08 October 2006

It's Hard To.....

It’s hard to be me when I don’t know who I am
It’s hard to be free when my mind is a prison
It’s hard to see through the fog and traffic jam
It’s hard to see the ghosts of those who’ve risen.

It’s hard to be me when I don’t know who I am
It’s hard to be the person that everybody once knew
It’s hard to see the cracks in my emotional dam
It’s hard to see how my perfect life went askew.

It’s hard to be me when I don’t know who I used to be
It’s hard to be somebody whom you’ve never known
It’s hard to see the damage of the falling debris
It’s hard to see through the darkness all alone.

It’s hard to be me when I don’t know who I used to be
It’s hard to be the rock that others expect of you
It’s hard to see that real life has no guarantee
It’s hard to see the all the debts that we accrue.

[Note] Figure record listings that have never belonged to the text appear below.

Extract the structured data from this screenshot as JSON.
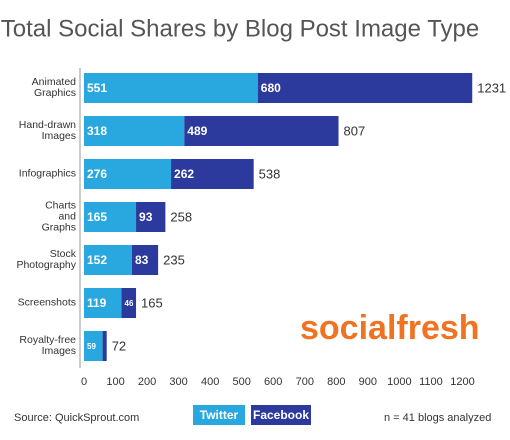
{
  "chart_data": {
    "type": "bar",
    "orientation": "horizontal",
    "stacked": true,
    "title": "Total Social Shares by Blog Post Image Type",
    "categories": [
      "Animated\nGraphics",
      "Hand-drawn\nImages",
      "Infographics",
      "Charts\nand\nGraphs",
      "Stock\nPhotography",
      "Screenshots",
      "Royalty-free\nImages"
    ],
    "series": [
      {
        "name": "Twitter",
        "color": "#29a8e0",
        "values": [
          551,
          318,
          276,
          165,
          152,
          119,
          59
        ]
      },
      {
        "name": "Facebook",
        "color": "#2b3a9c",
        "values": [
          680,
          489,
          262,
          93,
          83,
          46,
          13
        ]
      }
    ],
    "totals": [
      1231,
      807,
      538,
      258,
      235,
      165,
      72
    ],
    "xlim": [
      0,
      1300
    ],
    "xticks": [
      0,
      100,
      200,
      300,
      400,
      500,
      600,
      700,
      800,
      900,
      1000,
      1100,
      1200
    ],
    "grid": false,
    "source": "Source: QuickSprout.com",
    "note": "n = 41 blogs analyzed",
    "brand": "socialfresh"
  }
}
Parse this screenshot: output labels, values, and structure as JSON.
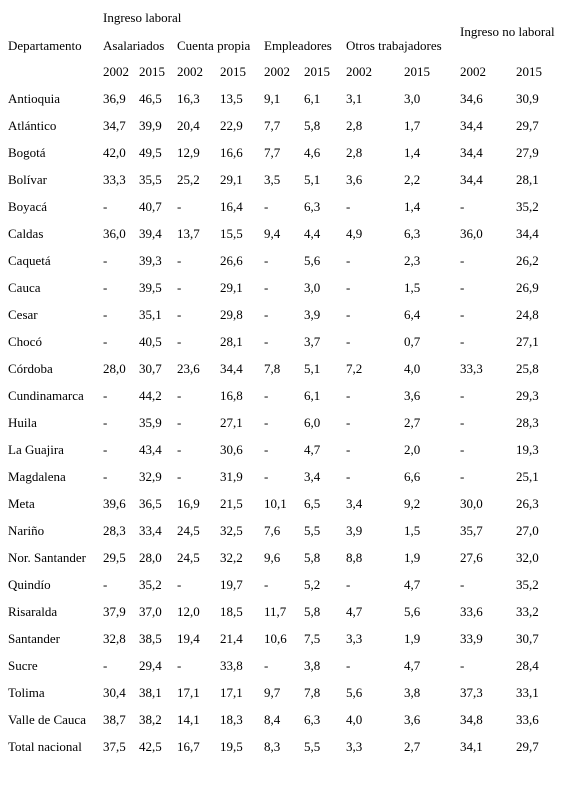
{
  "table": {
    "header": {
      "department": "Departamento",
      "labor_group": "Ingreso laboral",
      "non_labor": "Ingreso no laboral",
      "columns": [
        "Asalariados",
        "Cuenta propia",
        "Empleadores",
        "Otros trabajadores"
      ],
      "years": [
        "2002",
        "2015",
        "2002",
        "2015",
        "2002",
        "2015",
        "2002",
        "2015",
        "2002",
        "2015"
      ]
    },
    "rows": [
      [
        "Antioquia",
        "36,9",
        "46,5",
        "16,3",
        "13,5",
        "9,1",
        "6,1",
        "3,1",
        "3,0",
        "34,6",
        "30,9"
      ],
      [
        "Atlántico",
        "34,7",
        "39,9",
        "20,4",
        "22,9",
        "7,7",
        "5,8",
        "2,8",
        "1,7",
        "34,4",
        "29,7"
      ],
      [
        "Bogotá",
        "42,0",
        "49,5",
        "12,9",
        "16,6",
        "7,7",
        "4,6",
        "2,8",
        "1,4",
        "34,4",
        "27,9"
      ],
      [
        "Bolívar",
        "33,3",
        "35,5",
        "25,2",
        "29,1",
        "3,5",
        "5,1",
        "3,6",
        "2,2",
        "34,4",
        "28,1"
      ],
      [
        "Boyacá",
        "-",
        "40,7",
        "-",
        "16,4",
        "-",
        "6,3",
        "-",
        "1,4",
        "-",
        "35,2"
      ],
      [
        "Caldas",
        "36,0",
        "39,4",
        "13,7",
        "15,5",
        "9,4",
        "4,4",
        "4,9",
        "6,3",
        "36,0",
        "34,4"
      ],
      [
        "Caquetá",
        "-",
        "39,3",
        "-",
        "26,6",
        "-",
        "5,6",
        "-",
        "2,3",
        "-",
        "26,2"
      ],
      [
        "Cauca",
        "-",
        "39,5",
        "-",
        "29,1",
        "-",
        "3,0",
        "-",
        "1,5",
        "-",
        "26,9"
      ],
      [
        "Cesar",
        "-",
        "35,1",
        "-",
        "29,8",
        "-",
        "3,9",
        "-",
        "6,4",
        "-",
        "24,8"
      ],
      [
        "Chocó",
        "-",
        "40,5",
        "-",
        "28,1",
        "-",
        "3,7",
        "-",
        "0,7",
        "-",
        "27,1"
      ],
      [
        "Córdoba",
        "28,0",
        "30,7",
        "23,6",
        "34,4",
        "7,8",
        "5,1",
        "7,2",
        "4,0",
        "33,3",
        "25,8"
      ],
      [
        "Cundinamarca",
        "-",
        "44,2",
        "-",
        "16,8",
        "-",
        "6,1",
        "-",
        "3,6",
        "-",
        "29,3"
      ],
      [
        "Huila",
        "-",
        "35,9",
        "-",
        "27,1",
        "-",
        "6,0",
        "-",
        "2,7",
        "-",
        "28,3"
      ],
      [
        "La Guajira",
        "-",
        "43,4",
        "-",
        "30,6",
        "-",
        "4,7",
        "-",
        "2,0",
        "-",
        "19,3"
      ],
      [
        "Magdalena",
        "-",
        "32,9",
        "-",
        "31,9",
        "-",
        "3,4",
        "-",
        "6,6",
        "-",
        "25,1"
      ],
      [
        "Meta",
        "39,6",
        "36,5",
        "16,9",
        "21,5",
        "10,1",
        "6,5",
        "3,4",
        "9,2",
        "30,0",
        "26,3"
      ],
      [
        "Nariño",
        "28,3",
        "33,4",
        "24,5",
        "32,5",
        "7,6",
        "5,5",
        "3,9",
        "1,5",
        "35,7",
        "27,0"
      ],
      [
        "Nor. Santander",
        "29,5",
        "28,0",
        "24,5",
        "32,2",
        "9,6",
        "5,8",
        "8,8",
        "1,9",
        "27,6",
        "32,0"
      ],
      [
        "Quindío",
        "-",
        "35,2",
        "-",
        "19,7",
        "-",
        "5,2",
        "-",
        "4,7",
        "-",
        "35,2"
      ],
      [
        "Risaralda",
        "37,9",
        "37,0",
        "12,0",
        "18,5",
        "11,7",
        "5,8",
        "4,7",
        "5,6",
        "33,6",
        "33,2"
      ],
      [
        "Santander",
        "32,8",
        "38,5",
        "19,4",
        "21,4",
        "10,6",
        "7,5",
        "3,3",
        "1,9",
        "33,9",
        "30,7"
      ],
      [
        "Sucre",
        "-",
        "29,4",
        "-",
        "33,8",
        "-",
        "3,8",
        "-",
        "4,7",
        "-",
        "28,4"
      ],
      [
        "Tolima",
        "30,4",
        "38,1",
        "17,1",
        "17,1",
        "9,7",
        "7,8",
        "5,6",
        "3,8",
        "37,3",
        "33,1"
      ],
      [
        "Valle de Cauca",
        "38,7",
        "38,2",
        "14,1",
        "18,3",
        "8,4",
        "6,3",
        "4,0",
        "3,6",
        "34,8",
        "33,6"
      ],
      [
        "Total nacional",
        "37,5",
        "42,5",
        "16,7",
        "19,5",
        "8,3",
        "5,5",
        "3,3",
        "2,7",
        "34,1",
        "29,7"
      ]
    ]
  }
}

It’s fucking hard to see………..

Salvage

If I could not find a way then I must try to salvage part of my day
Thinking, breathing, debating about time and the spaces between
When nothing compares with everything and no solution is found
Hide and seek, remember and forget the past and present

See you hanging around ducking down behind the corners
I never could explain what I’ve seen and don’t believe
Failure within success, inspiration of voids in life
All the weight falls on me crashing the world of make-believe

If I could sell my soul for a piece of mind
Then I could make the wrong seem right even in the night
With daylight fading faster and the night lasting longer everyday
I still don’t know where I belong, neither here nor there or in between

Life is not what it was before; all these dreams I’ve never seen
It seems too far to reach with the mistakes that plaque my existence
I’m not ashamed only afraid of exactly who I’ve become today
And who it is that will stand before God on judgment day.